Quand Khrouchtchev était en visite officielle en Normandie, il y a 60 ans ICI 

 

Histoire d’actu. Il y a 60 ans, la visite officielle en France de Nikita Khrouchtchev, président du conseil des ministres de l’URSS, est passée par la Normandie. L’artisan de la déstalinisation a été reçu en grande pompe à Rouen, les 30 et 31 mars 1960.

 

BLANC ET BEAUJOLAIS

 

Le soir, c’est Georges Lanfry, le président de la Chambre de commerce, mais aussi l’un des artisans de la restauration de la cathédrale que le chef d’État a visité dans l’après-midi, qui préside le dîner.
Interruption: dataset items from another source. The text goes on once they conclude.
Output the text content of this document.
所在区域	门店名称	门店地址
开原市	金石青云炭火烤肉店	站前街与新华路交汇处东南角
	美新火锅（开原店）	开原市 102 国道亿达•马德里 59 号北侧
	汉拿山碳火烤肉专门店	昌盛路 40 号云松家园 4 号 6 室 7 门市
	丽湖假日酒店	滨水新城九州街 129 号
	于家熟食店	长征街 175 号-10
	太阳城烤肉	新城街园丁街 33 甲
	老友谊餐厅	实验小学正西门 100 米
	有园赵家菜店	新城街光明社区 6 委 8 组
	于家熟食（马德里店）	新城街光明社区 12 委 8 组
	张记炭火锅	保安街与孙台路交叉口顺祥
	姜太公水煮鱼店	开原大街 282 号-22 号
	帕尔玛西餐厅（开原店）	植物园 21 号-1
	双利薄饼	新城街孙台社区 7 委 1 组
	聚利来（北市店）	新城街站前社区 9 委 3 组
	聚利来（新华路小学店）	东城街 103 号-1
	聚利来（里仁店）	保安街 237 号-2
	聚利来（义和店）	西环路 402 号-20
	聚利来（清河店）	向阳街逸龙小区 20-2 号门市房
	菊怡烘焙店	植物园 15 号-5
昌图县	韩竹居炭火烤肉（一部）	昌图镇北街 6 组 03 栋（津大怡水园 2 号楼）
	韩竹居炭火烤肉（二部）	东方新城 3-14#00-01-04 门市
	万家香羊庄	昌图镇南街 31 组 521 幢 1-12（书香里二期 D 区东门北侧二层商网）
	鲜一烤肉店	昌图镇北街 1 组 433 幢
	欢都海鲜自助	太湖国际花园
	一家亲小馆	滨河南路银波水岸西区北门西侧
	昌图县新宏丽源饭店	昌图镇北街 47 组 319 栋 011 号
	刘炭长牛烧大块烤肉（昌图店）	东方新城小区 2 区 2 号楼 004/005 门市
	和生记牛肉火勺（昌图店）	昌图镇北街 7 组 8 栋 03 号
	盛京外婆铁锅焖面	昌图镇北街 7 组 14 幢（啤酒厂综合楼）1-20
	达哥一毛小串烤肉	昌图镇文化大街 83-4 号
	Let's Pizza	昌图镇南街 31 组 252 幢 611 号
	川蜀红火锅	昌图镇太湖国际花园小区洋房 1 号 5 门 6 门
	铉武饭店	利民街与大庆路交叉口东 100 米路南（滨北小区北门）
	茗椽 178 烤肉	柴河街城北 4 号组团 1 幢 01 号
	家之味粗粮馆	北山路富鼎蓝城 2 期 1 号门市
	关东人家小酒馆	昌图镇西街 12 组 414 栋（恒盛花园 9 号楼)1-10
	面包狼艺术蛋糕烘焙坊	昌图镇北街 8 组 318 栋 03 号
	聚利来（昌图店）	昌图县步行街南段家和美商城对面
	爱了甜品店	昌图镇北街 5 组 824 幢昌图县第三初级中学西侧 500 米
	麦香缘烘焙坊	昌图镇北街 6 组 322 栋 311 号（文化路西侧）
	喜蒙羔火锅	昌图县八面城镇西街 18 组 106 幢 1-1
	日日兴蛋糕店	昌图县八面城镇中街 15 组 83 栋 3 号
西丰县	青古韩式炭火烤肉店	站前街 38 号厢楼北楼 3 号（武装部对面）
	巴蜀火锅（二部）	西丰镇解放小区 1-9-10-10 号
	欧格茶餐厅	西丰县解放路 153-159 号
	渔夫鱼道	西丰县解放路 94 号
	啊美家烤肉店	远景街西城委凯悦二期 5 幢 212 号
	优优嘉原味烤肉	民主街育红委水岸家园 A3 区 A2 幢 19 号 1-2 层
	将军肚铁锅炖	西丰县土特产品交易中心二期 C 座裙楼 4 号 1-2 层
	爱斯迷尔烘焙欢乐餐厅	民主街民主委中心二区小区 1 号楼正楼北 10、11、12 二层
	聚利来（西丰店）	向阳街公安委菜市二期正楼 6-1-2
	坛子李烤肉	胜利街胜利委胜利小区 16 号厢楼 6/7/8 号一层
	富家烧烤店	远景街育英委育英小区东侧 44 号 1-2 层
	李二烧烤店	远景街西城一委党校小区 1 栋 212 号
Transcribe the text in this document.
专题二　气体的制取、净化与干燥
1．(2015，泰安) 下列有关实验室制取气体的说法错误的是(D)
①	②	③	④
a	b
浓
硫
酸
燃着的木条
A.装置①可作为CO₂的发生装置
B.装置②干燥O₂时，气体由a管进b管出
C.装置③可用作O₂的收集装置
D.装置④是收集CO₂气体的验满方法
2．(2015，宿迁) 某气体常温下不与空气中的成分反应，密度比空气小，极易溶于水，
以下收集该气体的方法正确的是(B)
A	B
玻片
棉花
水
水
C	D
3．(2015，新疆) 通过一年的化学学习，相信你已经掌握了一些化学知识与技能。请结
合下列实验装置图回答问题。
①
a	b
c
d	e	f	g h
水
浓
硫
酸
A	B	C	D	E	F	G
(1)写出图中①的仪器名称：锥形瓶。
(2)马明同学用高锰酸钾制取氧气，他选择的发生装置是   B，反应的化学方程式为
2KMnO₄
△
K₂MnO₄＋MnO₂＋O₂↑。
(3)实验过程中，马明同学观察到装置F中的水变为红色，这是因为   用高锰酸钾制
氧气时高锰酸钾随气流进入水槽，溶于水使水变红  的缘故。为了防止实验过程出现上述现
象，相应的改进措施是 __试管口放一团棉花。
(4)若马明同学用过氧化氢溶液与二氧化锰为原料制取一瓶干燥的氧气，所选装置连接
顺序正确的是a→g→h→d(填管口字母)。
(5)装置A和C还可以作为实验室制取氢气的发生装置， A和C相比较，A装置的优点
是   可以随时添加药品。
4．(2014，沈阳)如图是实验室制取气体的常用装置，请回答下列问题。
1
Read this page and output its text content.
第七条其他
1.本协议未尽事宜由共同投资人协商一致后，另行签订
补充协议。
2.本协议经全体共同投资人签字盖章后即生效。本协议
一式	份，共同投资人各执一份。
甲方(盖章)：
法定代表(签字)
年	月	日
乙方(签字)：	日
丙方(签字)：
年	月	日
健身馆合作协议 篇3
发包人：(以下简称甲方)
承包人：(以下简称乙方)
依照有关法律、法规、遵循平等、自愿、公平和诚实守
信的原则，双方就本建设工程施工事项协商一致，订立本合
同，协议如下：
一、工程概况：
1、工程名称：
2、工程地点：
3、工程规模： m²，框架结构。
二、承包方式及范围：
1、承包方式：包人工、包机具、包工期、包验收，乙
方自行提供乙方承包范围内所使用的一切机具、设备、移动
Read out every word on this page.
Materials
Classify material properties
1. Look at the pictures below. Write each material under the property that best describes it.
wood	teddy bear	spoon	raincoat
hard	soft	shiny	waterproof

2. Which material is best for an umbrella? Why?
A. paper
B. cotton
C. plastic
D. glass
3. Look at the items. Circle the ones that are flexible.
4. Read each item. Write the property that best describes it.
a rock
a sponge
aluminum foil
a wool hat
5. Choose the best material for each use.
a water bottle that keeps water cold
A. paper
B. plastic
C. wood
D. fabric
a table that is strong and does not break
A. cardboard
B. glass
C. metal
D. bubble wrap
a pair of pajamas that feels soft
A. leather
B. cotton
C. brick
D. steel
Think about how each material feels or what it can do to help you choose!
On trouve notamment autour de la table Andreï Gromyko, le ministre des Affaires étrangères de l’URSS, ou bien encore Louis Joxe, alors ministre de l’Éducation nationale, Pierre Sudreau, le ministre de la Reconstruction, le maire de Rouen Bernard Tissot, le préfet Chaussade. Les hôtes de M. K ne se sont pas concertés, car avant de passer à table, ils sont trois à lui offrir un plat en Vieux-Rouen ! On offre aussi un gobelet à piédouche du XVIIIe à son épouse Nina Petrovna et des sucres d’orge fabriqués spécialement par les établissements Bras-Foucard pour les petits-enfants du couple restés en Russie. Au repas, on sert du caneton à la Rouennaise, une recette allégée, car Nikita a l’estomac fragile. En revanche, l’Ukrainien tient toujours bien l’alcool : il avale dans la soirée trois verres de muscadet et quatre verres de moulin à vent. Vers 22 h, la délégation remonte à Bois-Guillaume. La visite prévue à l’usine de papier d’Alizay le lendemain est également annulée.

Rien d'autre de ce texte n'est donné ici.